The bill has won bipartisan backing in Congress and the support of attorneys-general in every US state and territory.
“Forward-thinking companies who want to be on the right side of history” must do more than pay lip service, she says. “Instead of a cover-your-ass façade, maybe they should actually look at whether or not they’re actually helping.” Among her recommendations is implementing “bystander training” to encourage people who witness harassment to intervene or report it.
She applauds Microsoft, which in December ended forced arbitration for sexual harassment claims and endorsed the proposed legislation. Brad Smith, Microsoft’s chief legal officer, says: “Because the silencing of voices has helped perpetuate sexual harassment, the country should guarantee that people can go to court to ensure these concerns can always be heard.”
Ms Carlson has focused on supporting women who lack her profile or platform, doing leadership and advocacy training, and setting up a charity. “From what I’ve learned, it’s everywhere . . . It’s happening in Topeka, Kansas, and Des Moines, Iowa. It’s not in Hollywood and New York only.”
Her latest effort might be her most challenging. In January she agreed to chair the Miss America pageant, which she won in 1989, after a scandal over emails disparaging former contestants written by its chief executive, who resigned.
Asked how her role in leading an organisation known for its swimsuit competition fits with her advocacy for women, Ms Carlson says: “That is the stereotypical response to an organisation that I believe has always empowered women.”
While acknowledging that the “messaging” for the pageant “has not always been done in the right way”, she underscores that it is a scholarship programme that includes a talent component. When Ms Carlson, who learnt violin as a child, won her Miss America crown, half her points were won in her musical performance.
“I paid for my entire last year of Stanford University from winning Miss America,” she says. She is promising changes to the organisation, although she declines to offer details. She adds: “If I’m putting my name and my time to this, then I’m going to be sure it is known as 100 per cent an empowerment organisation for women.”

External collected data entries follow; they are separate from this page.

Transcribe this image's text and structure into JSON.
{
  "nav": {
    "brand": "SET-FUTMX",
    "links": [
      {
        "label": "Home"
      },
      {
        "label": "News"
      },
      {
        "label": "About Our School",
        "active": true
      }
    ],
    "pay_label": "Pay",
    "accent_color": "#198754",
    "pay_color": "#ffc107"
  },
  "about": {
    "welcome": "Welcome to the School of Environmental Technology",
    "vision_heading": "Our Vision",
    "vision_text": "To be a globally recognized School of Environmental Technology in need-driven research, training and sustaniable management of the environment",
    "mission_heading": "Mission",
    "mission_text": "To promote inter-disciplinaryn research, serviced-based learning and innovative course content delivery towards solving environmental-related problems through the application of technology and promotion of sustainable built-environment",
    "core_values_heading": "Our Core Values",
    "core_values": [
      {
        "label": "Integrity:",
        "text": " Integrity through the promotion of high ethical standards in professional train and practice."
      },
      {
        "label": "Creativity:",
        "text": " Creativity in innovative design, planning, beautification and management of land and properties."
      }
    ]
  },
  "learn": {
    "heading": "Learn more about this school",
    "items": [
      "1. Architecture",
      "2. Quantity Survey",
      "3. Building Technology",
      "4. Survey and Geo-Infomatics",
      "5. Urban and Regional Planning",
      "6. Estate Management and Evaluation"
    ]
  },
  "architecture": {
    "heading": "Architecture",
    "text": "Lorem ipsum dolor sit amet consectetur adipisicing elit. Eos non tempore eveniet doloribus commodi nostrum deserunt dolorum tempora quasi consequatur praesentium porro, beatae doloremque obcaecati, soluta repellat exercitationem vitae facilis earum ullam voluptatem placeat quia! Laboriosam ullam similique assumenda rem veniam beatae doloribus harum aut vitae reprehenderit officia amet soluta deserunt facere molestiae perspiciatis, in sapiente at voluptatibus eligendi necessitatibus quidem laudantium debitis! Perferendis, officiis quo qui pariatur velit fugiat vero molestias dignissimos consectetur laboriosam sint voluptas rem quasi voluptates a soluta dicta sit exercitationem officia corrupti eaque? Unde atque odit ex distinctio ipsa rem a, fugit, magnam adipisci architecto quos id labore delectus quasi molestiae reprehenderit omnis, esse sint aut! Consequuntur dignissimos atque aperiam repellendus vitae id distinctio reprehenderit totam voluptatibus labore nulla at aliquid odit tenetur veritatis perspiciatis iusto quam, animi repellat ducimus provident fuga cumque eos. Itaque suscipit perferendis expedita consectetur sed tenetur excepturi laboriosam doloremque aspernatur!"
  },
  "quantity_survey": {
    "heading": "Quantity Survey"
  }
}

‘Harassment was unreported by 76%’
As advocates call on companies to stamp out sexual harassment, new research suggests that many people do not trust their employers enough to report it.
A survey by the Society for Human Resource Management in the US found that 11 per cent of employees said they had experienced sexual harassment in the past 12 months, but 76 per cent of people never reported it. Their reasons included a fear of retaliation and the belief that nothing would be done.
“It appears that employees don’t feel that they have the power to bring allegations forward in a way that won’t harm them,” says Evren Esen, the society’s director of workforce analytics.
There is also a gap between what companies say they are doing and what employees know. While 94 per cent of the human resources professionals surveyed said their companies had anti-harassment policies, 22 per cent of employees were not sure such policies existed.
Rather than policies being outlined to people when they are hired or in yearly training sessions, they should be “continually reinforced by leaders and managers and be part of everyday discussions”, says Johnny Taylor, the society’s chief executive.
“If it’s not part of your culture to be talking about this, then it is going to be harder to curb inappropriate behaviours.”